In order to prevent attacks from encryption Trojans, Microsoft’s manipulation protection should now automatically protect security settings.

So far, security features under Windows in the context of Microsoft Defender for Endpoint (MDE) for corporate customers have not always been automatically protected against manipulation. That should change now.
Better protected from now on
As can be seen from an article, Microsoft now wants to activate its manipulation protection (tamper protection) for corporate customers by default for existing installations as well. Since last year, this has only been the case for new installations for customers with a Defender for Endpoint 2 or Microsoft 365 E5 license.
Admins should receive a corresponding message that the function will be activated automatically 30 days after receiving the notification. If you do not want this, you can opt-out of tamper protection in the advanced endpoint settings at security.microsoft.com.

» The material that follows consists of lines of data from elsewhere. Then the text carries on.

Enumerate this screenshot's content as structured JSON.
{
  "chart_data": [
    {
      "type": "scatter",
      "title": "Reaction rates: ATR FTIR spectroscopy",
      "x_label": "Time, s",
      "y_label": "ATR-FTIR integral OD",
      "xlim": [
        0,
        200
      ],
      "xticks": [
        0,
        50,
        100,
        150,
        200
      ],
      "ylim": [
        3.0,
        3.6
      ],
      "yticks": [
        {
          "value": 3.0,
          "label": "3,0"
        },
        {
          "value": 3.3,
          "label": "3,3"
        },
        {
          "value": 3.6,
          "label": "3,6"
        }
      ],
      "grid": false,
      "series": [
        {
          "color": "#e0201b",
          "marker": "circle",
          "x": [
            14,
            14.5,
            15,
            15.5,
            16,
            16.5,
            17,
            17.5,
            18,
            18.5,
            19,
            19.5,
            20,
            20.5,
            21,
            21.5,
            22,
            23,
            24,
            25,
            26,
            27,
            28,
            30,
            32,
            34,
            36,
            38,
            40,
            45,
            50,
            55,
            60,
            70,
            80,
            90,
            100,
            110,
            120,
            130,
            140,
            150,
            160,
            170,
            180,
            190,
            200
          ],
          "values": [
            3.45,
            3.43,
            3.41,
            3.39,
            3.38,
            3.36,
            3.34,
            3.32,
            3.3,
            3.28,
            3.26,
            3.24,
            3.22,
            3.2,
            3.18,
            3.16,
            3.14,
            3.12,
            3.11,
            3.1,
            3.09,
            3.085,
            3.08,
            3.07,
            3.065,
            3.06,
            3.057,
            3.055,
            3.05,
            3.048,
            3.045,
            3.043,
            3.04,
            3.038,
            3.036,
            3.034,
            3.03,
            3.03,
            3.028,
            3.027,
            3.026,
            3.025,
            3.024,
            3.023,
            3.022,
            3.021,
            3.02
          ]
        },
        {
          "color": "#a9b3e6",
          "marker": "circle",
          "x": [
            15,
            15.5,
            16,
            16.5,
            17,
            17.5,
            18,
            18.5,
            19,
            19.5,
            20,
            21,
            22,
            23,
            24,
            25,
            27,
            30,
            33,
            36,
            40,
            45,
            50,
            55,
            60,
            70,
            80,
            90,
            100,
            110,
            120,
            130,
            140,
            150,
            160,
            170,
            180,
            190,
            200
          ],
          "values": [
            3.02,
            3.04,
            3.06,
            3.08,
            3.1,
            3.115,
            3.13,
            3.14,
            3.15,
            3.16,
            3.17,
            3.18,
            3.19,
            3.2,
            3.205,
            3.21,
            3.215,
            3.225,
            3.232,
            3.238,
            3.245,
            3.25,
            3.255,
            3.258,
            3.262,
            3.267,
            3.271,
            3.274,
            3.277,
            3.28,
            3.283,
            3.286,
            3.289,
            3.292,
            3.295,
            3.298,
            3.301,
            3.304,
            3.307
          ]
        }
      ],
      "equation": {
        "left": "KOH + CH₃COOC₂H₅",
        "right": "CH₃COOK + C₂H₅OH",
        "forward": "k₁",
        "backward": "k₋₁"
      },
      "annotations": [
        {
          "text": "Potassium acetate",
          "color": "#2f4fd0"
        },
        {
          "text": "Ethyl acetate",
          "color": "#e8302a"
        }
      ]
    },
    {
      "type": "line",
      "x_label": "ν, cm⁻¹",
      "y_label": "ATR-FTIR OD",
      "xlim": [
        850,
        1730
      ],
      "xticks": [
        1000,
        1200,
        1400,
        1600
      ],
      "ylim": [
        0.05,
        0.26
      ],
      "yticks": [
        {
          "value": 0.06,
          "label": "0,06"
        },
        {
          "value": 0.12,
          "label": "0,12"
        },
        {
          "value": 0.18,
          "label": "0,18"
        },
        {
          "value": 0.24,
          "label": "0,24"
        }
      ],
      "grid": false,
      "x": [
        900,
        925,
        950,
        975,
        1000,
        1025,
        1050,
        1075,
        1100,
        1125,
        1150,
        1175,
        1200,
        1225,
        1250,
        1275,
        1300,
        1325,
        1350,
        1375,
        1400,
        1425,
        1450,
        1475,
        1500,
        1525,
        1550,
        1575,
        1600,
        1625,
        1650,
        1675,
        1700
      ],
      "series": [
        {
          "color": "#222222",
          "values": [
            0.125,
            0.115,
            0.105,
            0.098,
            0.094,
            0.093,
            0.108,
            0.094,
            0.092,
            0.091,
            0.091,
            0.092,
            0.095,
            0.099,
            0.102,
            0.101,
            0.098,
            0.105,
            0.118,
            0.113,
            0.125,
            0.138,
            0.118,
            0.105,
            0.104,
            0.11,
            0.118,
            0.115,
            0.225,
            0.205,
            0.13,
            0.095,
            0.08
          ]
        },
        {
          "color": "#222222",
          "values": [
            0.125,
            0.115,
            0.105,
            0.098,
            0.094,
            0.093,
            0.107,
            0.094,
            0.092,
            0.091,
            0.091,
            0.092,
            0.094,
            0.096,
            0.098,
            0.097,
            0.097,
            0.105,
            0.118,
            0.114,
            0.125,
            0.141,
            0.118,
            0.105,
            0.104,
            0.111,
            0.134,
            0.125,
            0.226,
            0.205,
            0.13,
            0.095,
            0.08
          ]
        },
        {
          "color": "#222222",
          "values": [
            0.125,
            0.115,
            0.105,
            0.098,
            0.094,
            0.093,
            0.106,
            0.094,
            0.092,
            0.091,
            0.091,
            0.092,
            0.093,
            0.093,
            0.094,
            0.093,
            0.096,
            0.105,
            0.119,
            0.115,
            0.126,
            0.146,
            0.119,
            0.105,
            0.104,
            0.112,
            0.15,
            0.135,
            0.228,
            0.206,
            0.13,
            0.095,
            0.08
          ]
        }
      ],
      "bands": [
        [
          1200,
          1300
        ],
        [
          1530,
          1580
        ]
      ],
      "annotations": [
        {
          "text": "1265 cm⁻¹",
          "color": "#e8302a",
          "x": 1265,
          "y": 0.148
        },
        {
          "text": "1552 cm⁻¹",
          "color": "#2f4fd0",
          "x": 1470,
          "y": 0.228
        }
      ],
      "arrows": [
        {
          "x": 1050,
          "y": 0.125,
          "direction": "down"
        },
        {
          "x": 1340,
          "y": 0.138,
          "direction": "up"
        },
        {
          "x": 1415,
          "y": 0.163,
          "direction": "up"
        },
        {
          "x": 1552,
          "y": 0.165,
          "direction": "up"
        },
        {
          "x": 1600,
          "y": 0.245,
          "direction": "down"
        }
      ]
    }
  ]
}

That’s what tamper protection does
However, deactivation is not recommended, after all, the protection mechanism gets in the way, among other things, of malicious code that wants to deactivate security settings such as virus scanners in order to spread unhindered in systems. Microsoft does not explain in detail how this works in the article.
Tamper Protection should also ensure the operation of Defender components such as IOffceAntivirus (IOAV) for detecting documents contaminated with malicious code from the Internet. Such documents, usually sent by email, are still the most common way attackers use to spread ransomware.
Admins should therefore ensure that manipulation protection is ideally already activated and applies to the entire company.